- Film poster
- Directed by: Teppo Airaksinen
- Written by: Olli Haikka; Ali Moussavi; Patricia Goren; Eric Goren;
- Produced by: Olli Haikka
- Starring: Jake Short; Miles J. Harvey; Madison Davenport; Odessa A'zion; Iliza Shlesinger; Damon Wayans Jr.;
- Cinematography: Cory Geryak
- Edited by: Jussi Rautaniemi
- Music by: Jacques Brautbar
- Production company: Yellow Film & TV
- Distributed by: Vertical Entertainment (United States) SF Studios (Finland)
- Release dates: 9 April 2021 (SFIFF); 11 February 2022 (Finland and U.S.);
- Running time: 91 minutes
- Countries: Canada; Finland; United States;
- Language: English
- Budget: EUR 8.8 million (US$9.5 million)

= Supercool (film) =

Supercool is a 2021 comedy film directed by Teppo Airaksinen and written by Olli Haikka. Set in the American high school milieu, the film tells the story about a boy who wishes to be cool enough to socialize with his crush, but when the wish comes true, he suddenly wakes up one morning to a different reality. The film stars Jake Short, Miles J. Harvey and Madison Davenport.
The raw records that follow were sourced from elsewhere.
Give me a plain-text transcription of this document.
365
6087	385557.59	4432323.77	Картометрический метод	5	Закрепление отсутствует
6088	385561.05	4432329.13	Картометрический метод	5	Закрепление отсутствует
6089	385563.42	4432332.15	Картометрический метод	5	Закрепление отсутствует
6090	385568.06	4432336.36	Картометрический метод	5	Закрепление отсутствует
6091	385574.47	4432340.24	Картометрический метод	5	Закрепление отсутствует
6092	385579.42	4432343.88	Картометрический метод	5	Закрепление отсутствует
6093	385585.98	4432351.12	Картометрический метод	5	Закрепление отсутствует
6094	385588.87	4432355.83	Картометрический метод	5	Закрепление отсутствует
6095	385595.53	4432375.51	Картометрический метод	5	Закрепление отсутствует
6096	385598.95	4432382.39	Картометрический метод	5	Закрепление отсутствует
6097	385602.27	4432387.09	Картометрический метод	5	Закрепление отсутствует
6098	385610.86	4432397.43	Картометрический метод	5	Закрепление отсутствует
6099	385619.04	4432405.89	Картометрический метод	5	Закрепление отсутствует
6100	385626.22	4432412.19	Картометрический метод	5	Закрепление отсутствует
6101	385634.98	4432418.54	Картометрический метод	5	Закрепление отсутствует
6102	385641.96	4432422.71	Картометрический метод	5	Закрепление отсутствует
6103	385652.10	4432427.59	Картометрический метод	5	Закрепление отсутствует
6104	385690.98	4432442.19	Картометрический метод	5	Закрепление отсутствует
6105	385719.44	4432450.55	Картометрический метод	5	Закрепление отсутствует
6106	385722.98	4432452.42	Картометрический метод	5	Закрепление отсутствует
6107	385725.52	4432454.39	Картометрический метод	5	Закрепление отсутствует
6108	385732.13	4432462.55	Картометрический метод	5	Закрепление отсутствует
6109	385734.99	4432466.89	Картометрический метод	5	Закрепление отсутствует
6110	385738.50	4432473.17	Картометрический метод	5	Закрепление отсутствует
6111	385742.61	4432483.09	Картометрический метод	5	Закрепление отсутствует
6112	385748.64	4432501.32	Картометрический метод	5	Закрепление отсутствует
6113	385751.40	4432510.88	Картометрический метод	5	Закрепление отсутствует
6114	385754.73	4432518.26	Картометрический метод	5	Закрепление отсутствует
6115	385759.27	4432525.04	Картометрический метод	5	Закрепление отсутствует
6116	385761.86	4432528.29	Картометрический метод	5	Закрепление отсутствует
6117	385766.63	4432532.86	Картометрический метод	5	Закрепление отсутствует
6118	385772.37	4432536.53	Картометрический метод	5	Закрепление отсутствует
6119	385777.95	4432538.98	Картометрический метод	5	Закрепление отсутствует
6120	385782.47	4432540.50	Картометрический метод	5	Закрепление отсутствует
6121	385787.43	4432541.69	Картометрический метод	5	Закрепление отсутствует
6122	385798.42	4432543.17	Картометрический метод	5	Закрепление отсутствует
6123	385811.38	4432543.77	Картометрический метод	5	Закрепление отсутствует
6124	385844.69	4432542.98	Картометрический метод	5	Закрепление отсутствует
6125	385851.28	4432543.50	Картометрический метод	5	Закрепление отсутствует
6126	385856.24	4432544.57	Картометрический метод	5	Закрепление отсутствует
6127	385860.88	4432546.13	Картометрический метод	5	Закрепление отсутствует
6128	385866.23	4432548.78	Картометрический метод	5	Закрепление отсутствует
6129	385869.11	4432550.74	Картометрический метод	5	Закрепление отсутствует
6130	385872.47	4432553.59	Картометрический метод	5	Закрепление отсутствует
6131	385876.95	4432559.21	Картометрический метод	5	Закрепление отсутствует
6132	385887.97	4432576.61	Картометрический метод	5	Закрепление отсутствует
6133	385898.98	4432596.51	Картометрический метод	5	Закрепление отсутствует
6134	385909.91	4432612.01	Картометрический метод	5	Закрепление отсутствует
The film premiered at the San Francisco International Film Festival on April 9, 2021 and was released on February 11, 2022.

== Plot ==
Best friends, Neil and Gilbert start their senior year of high school with high hopes and aspirations. Neil has always fantasized about being cool enough to date his long-time crush Summer and Gilbert has always dreamed of being a social media superstar. After what is, by all accounts, a very disappointing and embarrassing first day in school, Neil makes a magical wish to be cool just at the magical moment when the clock strikes 11:11. The next morning, Neil wakes up to a reality that is straight from the comics of his dreams. With the assistance of Neil's charismatic neighbor, Jimmy, and Gilbert's wild ideas, Neil endures one epic night.

==Cast==
- Jake Short as Neil
- Miles J. Harvey as Gilbert
- Madison Davenport as Summer
- Odessa A'zion as Jaclyn
- Iliza Shlesinger as Victoria
- Damon Wayans Jr. as Jimmy
- Peter Moses as Justin
- Jonathan Kite as Uber Driver
- Kira Kosarin as Ava
- Madison Bailey as Emily
- Will Meyers as Chad
- Greg Cromer as Officer Shepherd
- Luis Fernandez-Gil as Officer Ramirez

== Reception ==
On the review aggregator website Rotten Tomatoes, the film holds an approval rating of 40% based on 10 reviews, with an average rating of 4.9/10.